Pour Jonathan Weil, Unicredit apparaît comme un «modèle de candeur» quand on la compare à d’autres, comme la française Crédit Agricole, qui estime son propre «goodwill» à 19   milliards d’euros, soit 7 de plus que sa capitalisation boursière. «La surprise n’est pas qu’Unicredit encaisse une perte de 10,6   milliards au troisième trimestre, poursuit-il, mais plutôt que la direction ose reconnaître son existence. »

Unicredit a promis de donner des précisions «dans les prochains jours» sur la composition exacte des 8,6   milliards d’amortissement encaissés lundi. Seule certitude, les investissements dans les banques ukrainienne et kazakhe ont été entièrement dépréciés.
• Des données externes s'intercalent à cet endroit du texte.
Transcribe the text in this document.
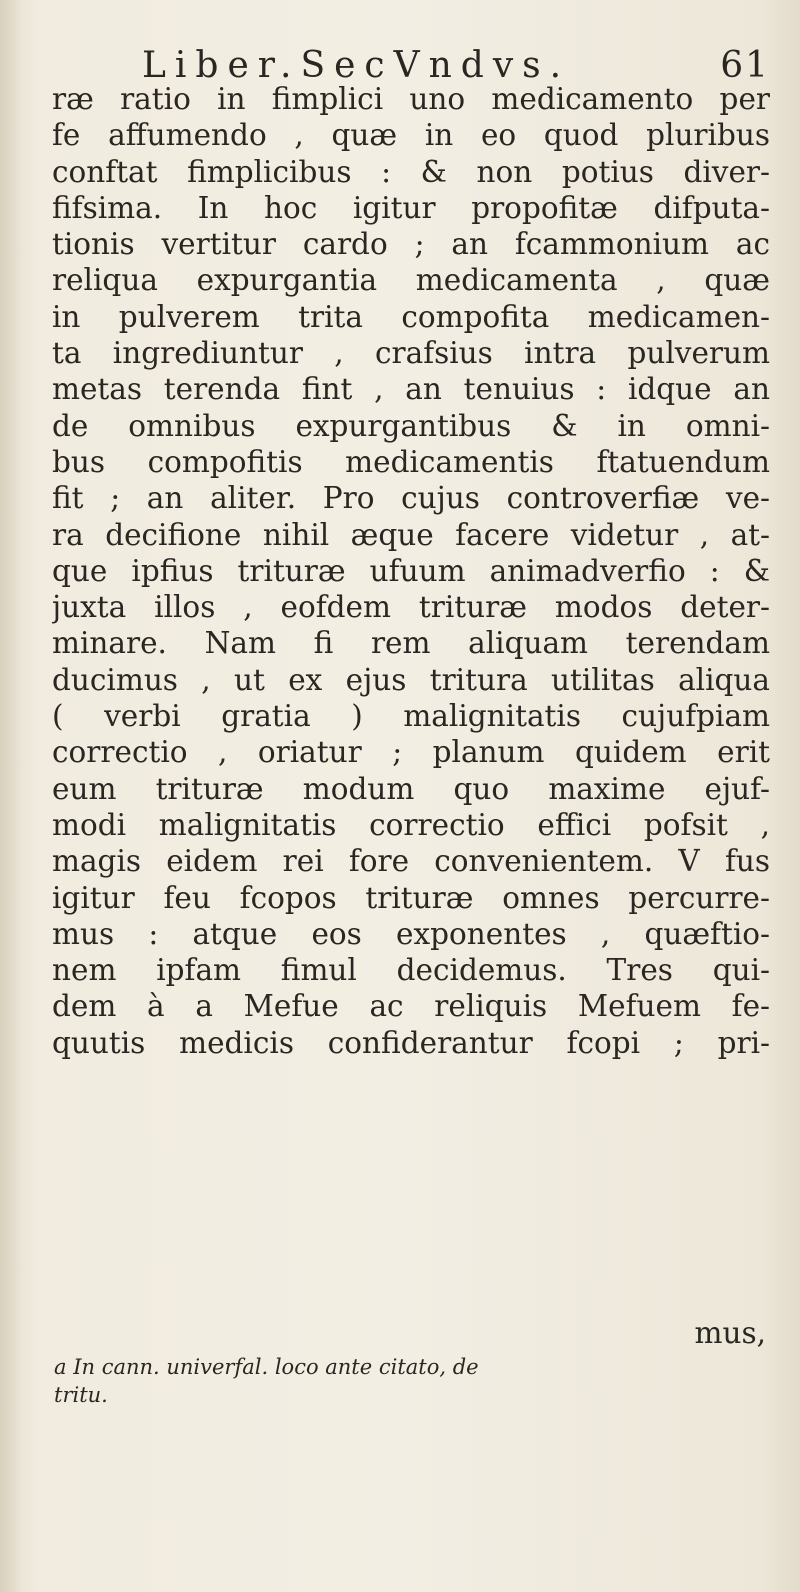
Liber.SecVndvs.	61
ræ ratio in fimplici uno medicamento per
fe affumendo , quæ in eo quod pluribus
conftat fimplicibus : & non potius diver-
fifsima. In hoc igitur propofitæ difputa-
tionis vertitur cardo ; an fcammonium ac
reliqua expurgantia medicamenta , quæ
in pulverem trita compofita medicamen-
ta ingrediuntur , crafsius intra pulverum
metas terenda fint , an tenuius : idque an
de omnibus expurgantibus & in omni-
bus compofitis medicamentis ftatuendum
fit ; an aliter. Pro cujus controverfiæ ve-
ra decifione nihil æque facere videtur , at-
que ipfius trituræ ufuum animadverfio : &
juxta illos , eofdem trituræ modos deter-
minare. Nam fi rem aliquam terendam
ducimus , ut ex ejus tritura utilitas aliqua
( verbi gratia ) malignitatis cujufpiam
correctio , oriatur ; planum quidem erit
eum trituræ modum quo maxime ejuf-
modi malignitatis correctio effici pofsit ,
magis eidem rei fore convenientem. V fus
igitur feu fcopos trituræ omnes percurre-
mus : atque eos exponentes , quæftio-
nem ipfam fimul decidemus. Tres qui-
dem à a Mefue ac reliquis Mefuem fe-
quutis medicis confiderantur fcopi ; pri-
mus,
a In cann. univerfal. loco ante citato, de
tritu.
Il était temps. Un an à peine après avoir racheté ATF Bank pour 2,3   milliards à l’homme d’affaires Bulat Utemuratov, proche du président kazakh Noursoultan Nazarbaev, les comptes de la banque avaient soudainement plongé dans le rouge. Dans le cas d’Ukrsotsbank, reprise au même moment pour 2,1   milliards de dollars à un collectif d’investisseurs anonymes, la situation n’était pas meilleure. Fin 2010, la banque affichait un taux de défaut de 39% sur son portefeuille de crédits, un record qui faisait même frémir les analystes locaux.

Selon l’agence Bloomberg, les bilans des banques européennes seraient surestimés de 270   milliards d’euros par du «goodwill» correspondant à des acquisitions opérées avant la crise, et qui n’ont désormais plus aucune chance de réaliser dans un délai raisonnable les profits espérés à l’époque. Après Unicredit, nombreuses sont celles qui devront pourtant s’y résoudre.